Tom Taaffe, a Gold Cup-winner himself with Kicking King four years ago, says: “Paul is a very driven guy. He has always set his sights high and, fair dues to him, he has attained this position by his own self-belief and professionalism.
“He’s a perfectionist and he surrounds himself with the best people, be it head lads, jockeys, whoever. The key thing to remember is that none of it has happened by accident. He has re-written the training book.”
Not that such a history counts for anything to him on the lead-in to such a day: “The most important race is always the next one you are going to win.”
He has described his favourite way of unwinding from racing as going to a point to point, but Nicholls can look up and smell the roses, literally, too. He is a keen gardener, and a fan of Manchester United. He trained What A Friend to run for Alex Ferguson in Wednesday’s RSA Chase.
He has also visited United’s training ground at Carrington and observed: “Some of what they do there is similar to us, blood tests, fitness work and so on.”
It’s doubtful, though, if Ferguson feels for Ronaldo what the trainer feels for today’s Gold Cup favourite, Kauto Star, who will try to become the first horse to reclaim the Gold Cup crown.

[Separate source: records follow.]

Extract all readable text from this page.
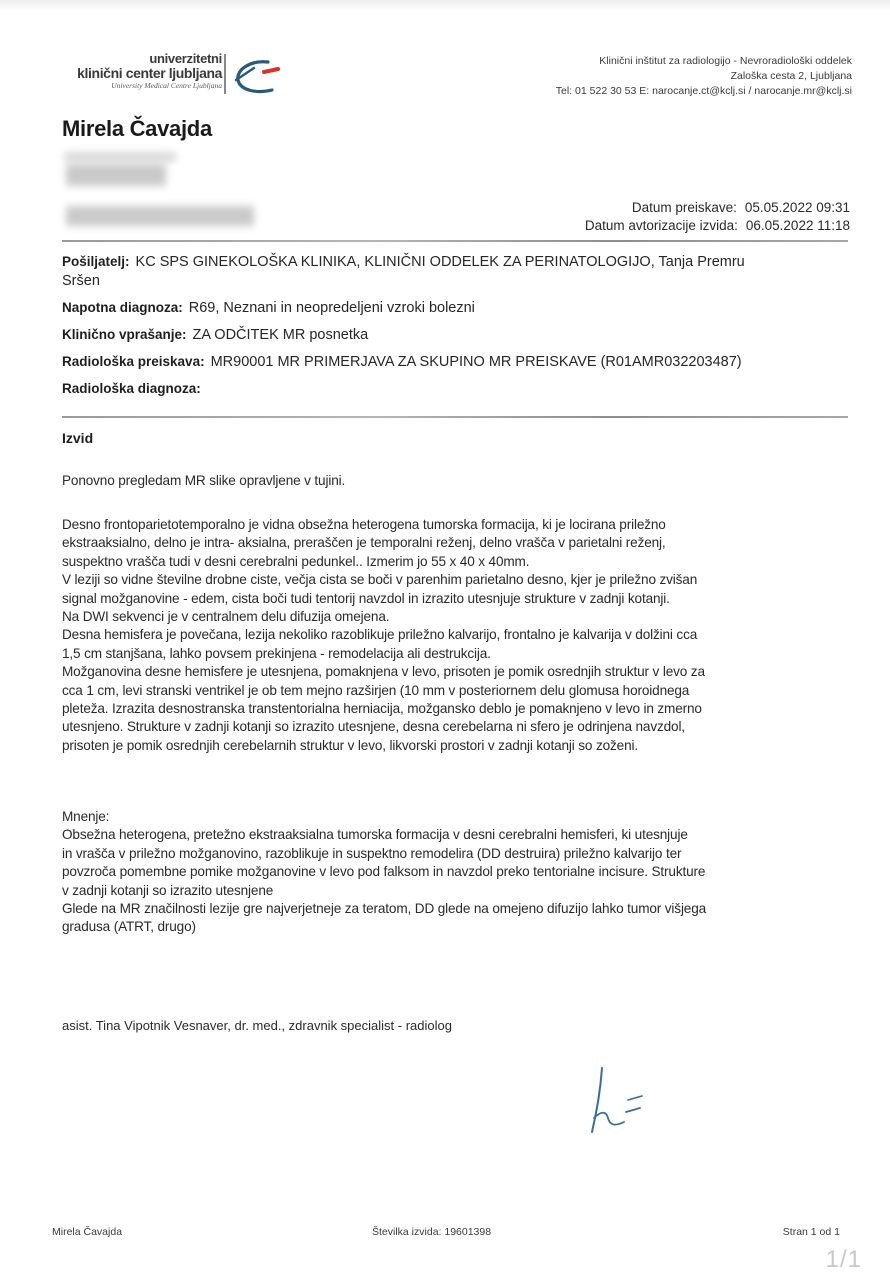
univerzitetni
klinični center ljubljana
University Medical Centre Ljubljana
Klinični inštitut za radiologijo - Nevroradiološki oddelek
Zaloška cesta 2, Ljubljana
Tel: 01 522 30 53 E: narocanje.ct@kclj.si / narocanje.mr@kclj.si
Mirela Čavajda
Datum preiskave: 05.05.2022 09:31
Datum avtorizacije izvida: 06.05.2022 11:18
Pošiljatelj: KC SPS GINEKOLOŠKA KLINIKA, KLINIČNI ODDELEK ZA PERINATOLOGIJO, Tanja Premru
Sršen
Napotna diagnoza: R69, Neznani in neopredeljeni vzroki bolezni
Klinično vprašanje: ZA ODČITEK MR posnetka
Radiološka preiskava: MR90001 MR PRIMERJAVA ZA SKUPINO MR PREISKAVE (R01AMR032203487)
Radiološka diagnoza:
Izvid
Ponovno pregledam MR slike opravljene v tujini.
Desno frontoparietotemporalno je vidna obsežna heterogena tumorska formacija, ki je locirana priležno
ekstraaksialno, delno je intra- aksialna, preraščen je temporalni reženj, delno vrašča v parietalni reženj,
suspektno vrašča tudi v desni cerebralni pedunkel.. Izmerim jo 55 x 40 x 40mm.
V leziji so vidne številne drobne ciste, večja cista se boči v parenhim parietalno desno, kjer je priležno zvišan
signal možganovine - edem, cista boči tudi tentorij navzdol in izrazito utesnjuje strukture v zadnji kotanji.
Na DWI sekvenci je v centralnem delu difuzija omejena.
Desna hemisfera je povečana, lezija nekoliko razoblikuje priležno kalvarijo, frontalno je kalvarija v dolžini cca
1,5 cm stanjšana, lahko povsem prekinjena - remodelacija ali destrukcija.
Možganovina desne hemisfere je utesnjena, pomaknjena v levo, prisoten je pomik osrednjih struktur v levo za
cca 1 cm, levi stranski ventrikel je ob tem mejno razširjen (10 mm v posteriornem delu glomusa horoidnega
pleteža. Izrazita desnostranska transtentorialna herniacija, možgansko deblo je pomaknjeno v levo in zmerno
utesnjeno. Strukture v zadnji kotanji so izrazito utesnjene, desna cerebelarna ni sfero je odrinjena navzdol,
prisoten je pomik osrednjih cerebelarnih struktur v levo, likvorski prostori v zadnji kotanji so zoženi.
Mnenje:
Obsežna heterogena, pretežno ekstraaksialna tumorska formacija v desni cerebralni hemisferi, ki utesnjuje
in vrašča v priležno možganovino, razoblikuje in suspektno remodelira (DD destruira) priležno kalvarijo ter
povzroča pomembne pomike možganovine v levo pod falksom in navzdol preko tentorialne incisure. Strukture
v zadnji kotanji so izrazito utesnjene
Glede na MR značilnosti lezije gre najverjetneje za teratom, DD glede na omejeno difuzijo lahko tumor višjega
gradusa (ATRT, drugo)
asist. Tina Vipotnik Vesnaver, dr. med., zdravnik specialist - radiolog
Mirela Čavajda	Številka izvida: 19601398	Stran 1 od 1
1/1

Nicholls has a soft spot for the horse and can be thin-skinned when it comes to criticism of his triple-King George hero.
“He’s in very good form. Two weeks ago he worked with Celestial Halo, who was second in the Champion Hurdle, and a week ago he worked with Master Minded. We’ve worked out he is best running fresh and he must have a very good chance.”
Certainly every permutation of Kauto Star’s preparation will have been teased out, and it’s that sort of perfectionism that makes Nicholls rate him as short as 1 to 2 to win a fourth Gold Cup today.
It’s much shorter about the trainer’s appetite for success being sated by it, though.